The next thing you’ll want to do is look into the laws about busking in your chosen area. Sometimes you have to get a permit, and sometimes that involves getting on a waiting list. You can break the rules, but you might get shut down. That could mean you just have to move, but sometimes they’ll take your earnings. Usually a busking permit is only $5-$10 anyway, so it’s worth the investment.

RU: What do you think it takes to be a successful busker?

AR: The first thing is the songs, your playlist. Unless you’re Adele on the street, your originals probablywon’t fly that well, so you’re better off coming up with a cover playlist if your goal is financial. Look into which songs best suit you and also which songs best suit the environment.

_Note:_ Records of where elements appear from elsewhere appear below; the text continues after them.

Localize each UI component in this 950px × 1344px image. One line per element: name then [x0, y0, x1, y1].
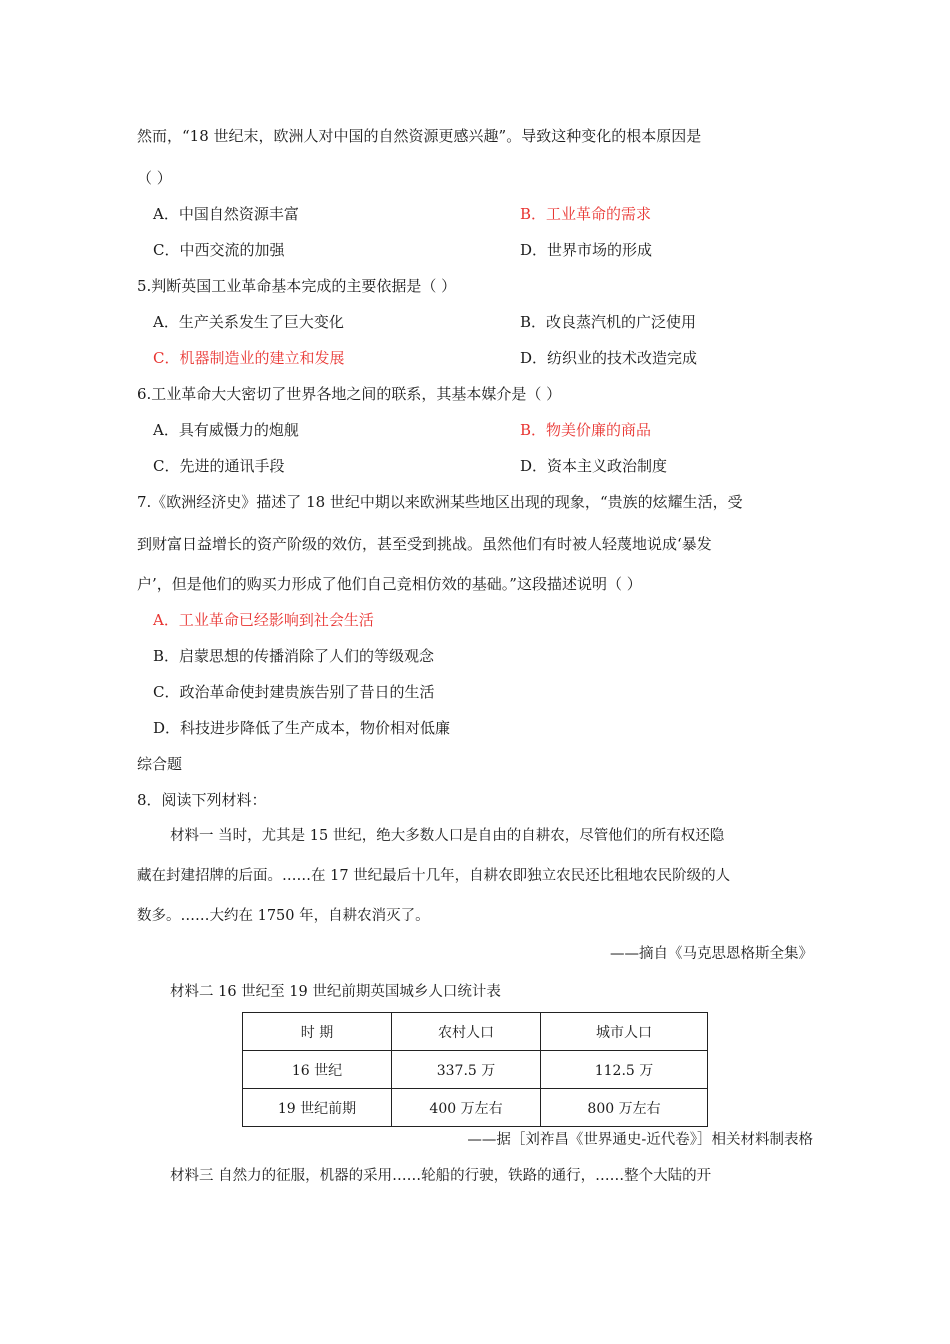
q7-option-d[interactable]: D．科技进步降低了生产成本，物价相对低廉	[153, 719, 451, 737]
material1-line3: 数多。……大约在 1750 年，自耕农消灭了。	[137, 908, 430, 924]
q5-option-d[interactable]: D．纺织业的技术改造完成	[520, 349, 698, 367]
table-header-cell: 时 期	[243, 1013, 392, 1051]
q4-option-b[interactable]: B．工业革命的需求	[520, 205, 652, 223]
q4-option-a[interactable]: A．中国自然资源丰富	[153, 205, 299, 223]
table-cell: 16 世纪	[243, 1051, 392, 1089]
material2-source: ——据［刘祚昌《世界通史-近代卷》］相关材料制表格	[467, 1132, 813, 1148]
table-header-cell: 城市人口	[541, 1013, 708, 1051]
table-cell: 800 万左右	[541, 1089, 708, 1127]
q7-stem-line3: 户’，但是他们的购买力形成了他们自己竞相仿效的基础。”这段描述说明（ ）	[137, 575, 642, 593]
q8-stem: 8．阅读下列材料：	[137, 791, 267, 809]
material1-line1: 材料一 当时，尤其是 15 世纪，绝大多数人口是自由的自耕农，尽管他们的所有权还隐	[170, 828, 725, 844]
material1-source: ——摘自《马克思恩格斯全集》	[610, 946, 813, 962]
table-row	[243, 1089, 708, 1127]
table-header-cell: 农村人口	[392, 1013, 541, 1051]
population-table	[242, 1012, 708, 1127]
q5-option-b[interactable]: B．改良蒸汽机的广泛使用	[520, 313, 697, 331]
q7-option-c[interactable]: C．政治革命使封建贵族告别了昔日的生活	[153, 683, 435, 701]
table-cell: 337.5 万	[392, 1051, 541, 1089]
q7-option-a[interactable]: A．工业革命已经影响到社会生活	[153, 611, 374, 629]
table-header-row	[243, 1013, 708, 1051]
table-cell: 19 世纪前期	[243, 1089, 392, 1127]
q6-option-a[interactable]: A．具有威慑力的炮舰	[153, 421, 299, 439]
table-cell: 112.5 万	[541, 1051, 708, 1089]
q5-stem: 5.判断英国工业革命基本完成的主要依据是（ ）	[137, 277, 457, 295]
q5-option-a[interactable]: A．生产关系发生了巨大变化	[153, 313, 344, 331]
q6-option-c[interactable]: C．先进的通讯手段	[153, 457, 285, 475]
q4-option-c[interactable]: C．中西交流的加强	[153, 241, 285, 259]
table-row	[243, 1051, 708, 1089]
q4-option-d[interactable]: D．世界市场的形成	[520, 241, 653, 259]
q4-stem-line2: （ ）	[137, 169, 172, 187]
q7-stem-line1: 7.《欧洲经济史》描述了 18 世纪中期以来欧洲某些地区出现的现象，“贵族的炫耀生活，受	[137, 493, 743, 511]
q6-option-b[interactable]: B．物美价廉的商品	[520, 421, 652, 439]
q4-stem-line1: 然而，“18 世纪末，欧洲人对中国的自然资源更感兴趣”。导致这种变化的根本原因是	[137, 127, 702, 145]
q6-option-d[interactable]: D．资本主义政治制度	[520, 457, 668, 475]
q5-option-c[interactable]: C．机器制造业的建立和发展	[153, 349, 345, 367]
material1-line2: 藏在封建招牌的后面。……在 17 世纪最后十几年，自耕农即独立农民还比租地农民阶级的人	[137, 868, 731, 884]
material3-line1: 材料三 自然力的征服，机器的采用……轮船的行驶，铁路的通行，……整个大陆的开	[170, 1168, 712, 1184]
q7-option-b[interactable]: B．启蒙思想的传播消除了人们的等级观念	[153, 647, 435, 665]
section-title: 综合题	[137, 755, 183, 773]
table-cell: 400 万左右	[392, 1089, 541, 1127]
q7-stem-line2: 到财富日益增长的资产阶级的效仿，甚至受到挑战。虽然他们有时被人轻蔑地说成‘暴发	[137, 535, 712, 553]
q6-stem: 6.工业革命大大密切了世界各地之间的联系，其基本媒介是（ ）	[137, 385, 562, 403]
material2-title: 材料二 16 世纪至 19 世纪前期英国城乡人口统计表	[170, 984, 501, 1000]
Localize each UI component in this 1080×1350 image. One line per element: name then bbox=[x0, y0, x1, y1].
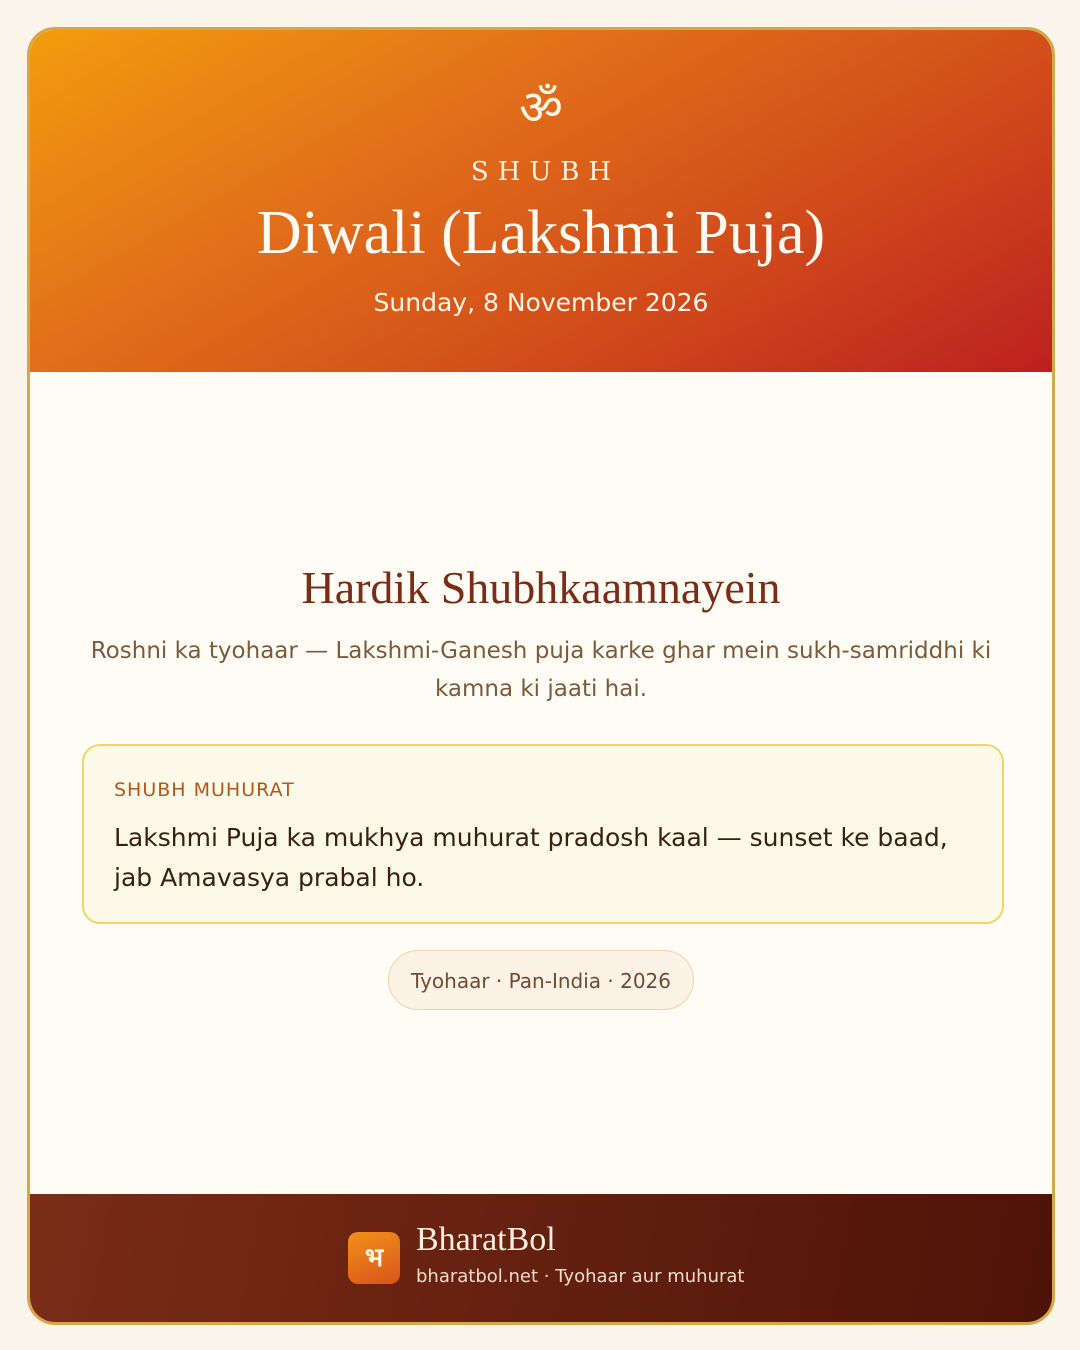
festival-date: Sunday, 8 November 2026 bbox=[373, 288, 709, 317]
header-kicker: SHUBH bbox=[470, 157, 621, 187]
muhurat-label: SHUBH MUHURAT bbox=[114, 779, 295, 801]
festival-description: Roshni ka tyohaar — Lakshmi-Ganesh puja karke ghar mein sukh-samriddhi ki kamna ki jaati hai. bbox=[90, 638, 992, 702]
brand-tagline: bharatbol.net · Tyohaar aur muhurat bbox=[416, 1266, 745, 1287]
card-header bbox=[30, 30, 1052, 372]
brand-name: BharatBol bbox=[416, 1221, 556, 1258]
greeting-card bbox=[27, 27, 1055, 1325]
category-pill: Tyohaar · Pan-India · 2026 bbox=[388, 950, 694, 1010]
muhurat-text: Lakshmi Puja ka mukhya muhurat pradosh kaal — sunset ke baad, jab Amavasya prabal ho. bbox=[114, 823, 948, 892]
festival-title: Diwali (Lakshmi Puja) bbox=[256, 199, 826, 267]
greeting-heading: Hardik Shubhkaamnayein bbox=[301, 562, 781, 613]
muhurat-box bbox=[82, 744, 1004, 924]
om-icon: ॐ bbox=[519, 80, 563, 136]
card-footer bbox=[30, 1194, 1052, 1322]
bha-letter-logo-icon: भ bbox=[348, 1232, 400, 1284]
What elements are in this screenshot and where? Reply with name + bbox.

Treat busking like gig. Put it on your schedule, show up on time, and be consistent. Bring extra strings and any other stuff you might need being outdoors a long time, like sunscreen and water. Look for ways to get amplification if you need it. There may be access to outlets and public electricity, but if there isn’t and you go all acoustic, be sure to play and sing louder than you’re used to.

Be as engaging as possible – and keep in mind that busking will be awkward for a good amount of time until you can develop a crowd. Be extremely charming, talk to people, and thank them when they give you money. Thank them from a true place versus giving an automated response – they’ll notice.

RU: What busking opportunities are available in RGV?

AR: I haven’t done a ton of busking around here, but it seems to be a wide-open market. Look into art walks, street markets, farmer’s markets, and other high-traffic events. Or, pick a city, gather a group of other musicians, and all go busking in certain block radius to attract more attention. Look into it – you might be a pioneer for busking in the Valley!